Wed, 16 May 07
The property boom of the last 10 years has led to a dangerous over-reliance on property, a major think-tank has warned...
Recent Datamonitor research has shown that 55 percent of national wealth is held in property, compared to the 58 percent held in financial vehicles and other investments in 1996.
The figure is forecast to rise to 60 percent by 2009. Across the south east of England the average adult has 210,077 pounds ‘saved' in the form of property equity.
Economist Martin Weale, director of the National Institute of Economic and Social Research, said that property equity was ‘crowding out' other forms of saving.
While capital accumulated by the older generation is increasingly tied up in bricks and mortar, mortgage payments by younger homeowners are weakening consumer spending.
"People are not taxed on owner-occupied property so this acts to stop them from taking advantage of other asset classes," said Weale.
Selective tax needed
In a recent article for the institute's journal he warned that the drain of property spending on income was equivalent to a government current account deficit running at 4 percent of GDP
While restructuring property taxes to encourage diversification was politically unlikely, he said that a selective tax on some forms of consumer credit could have the same effect.

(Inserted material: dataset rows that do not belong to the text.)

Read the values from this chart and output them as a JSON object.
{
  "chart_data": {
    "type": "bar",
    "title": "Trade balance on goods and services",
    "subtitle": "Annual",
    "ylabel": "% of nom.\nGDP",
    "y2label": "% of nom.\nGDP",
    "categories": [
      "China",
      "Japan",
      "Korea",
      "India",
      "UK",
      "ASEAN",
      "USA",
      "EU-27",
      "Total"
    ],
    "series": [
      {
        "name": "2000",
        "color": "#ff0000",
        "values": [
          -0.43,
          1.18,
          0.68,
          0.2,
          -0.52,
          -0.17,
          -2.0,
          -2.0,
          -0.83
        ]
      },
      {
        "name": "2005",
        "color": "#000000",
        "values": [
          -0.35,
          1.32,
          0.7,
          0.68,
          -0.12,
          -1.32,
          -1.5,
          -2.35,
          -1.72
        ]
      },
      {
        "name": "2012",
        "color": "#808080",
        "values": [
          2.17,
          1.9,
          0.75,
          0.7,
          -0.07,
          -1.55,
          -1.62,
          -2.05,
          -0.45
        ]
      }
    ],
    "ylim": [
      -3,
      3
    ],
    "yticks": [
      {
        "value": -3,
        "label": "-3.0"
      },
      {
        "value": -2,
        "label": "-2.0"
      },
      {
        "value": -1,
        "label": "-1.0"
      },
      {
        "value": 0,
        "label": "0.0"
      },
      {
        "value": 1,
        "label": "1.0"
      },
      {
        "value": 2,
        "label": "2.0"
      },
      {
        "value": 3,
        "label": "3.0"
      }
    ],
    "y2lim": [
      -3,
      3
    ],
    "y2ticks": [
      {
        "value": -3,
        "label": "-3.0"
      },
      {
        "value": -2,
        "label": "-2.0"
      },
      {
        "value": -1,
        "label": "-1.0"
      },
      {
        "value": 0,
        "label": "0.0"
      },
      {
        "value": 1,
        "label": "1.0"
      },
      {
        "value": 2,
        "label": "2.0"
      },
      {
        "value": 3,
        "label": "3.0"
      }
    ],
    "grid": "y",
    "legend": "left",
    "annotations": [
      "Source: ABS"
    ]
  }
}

David Stubbs, senior economist at the Royal Institution of Chartered Surveyors agreed that a tax on some forms of credit would be the only way to curb global asset liquidity.
Controlling inflation through interest rates ‘flawed’
He added that a current global consensus on controlling inflation through the narrow prism of interest rates could come to be seen to be flawed in the future.
"In most major economies, asset prices have increased exponentially since 1997," said Stubbs.
"While this has massively increased wealth, it has also had huge socio-economic effects, chiefly on affordability and equality - most of them bad."
Rumours that Chancellor Gordon Brown would attempt to curb price growth with a prioritised home building scheme may not be enough, he added, pointing out that inflation had continued alongside massive home building schemes in the US, Spain and Australia.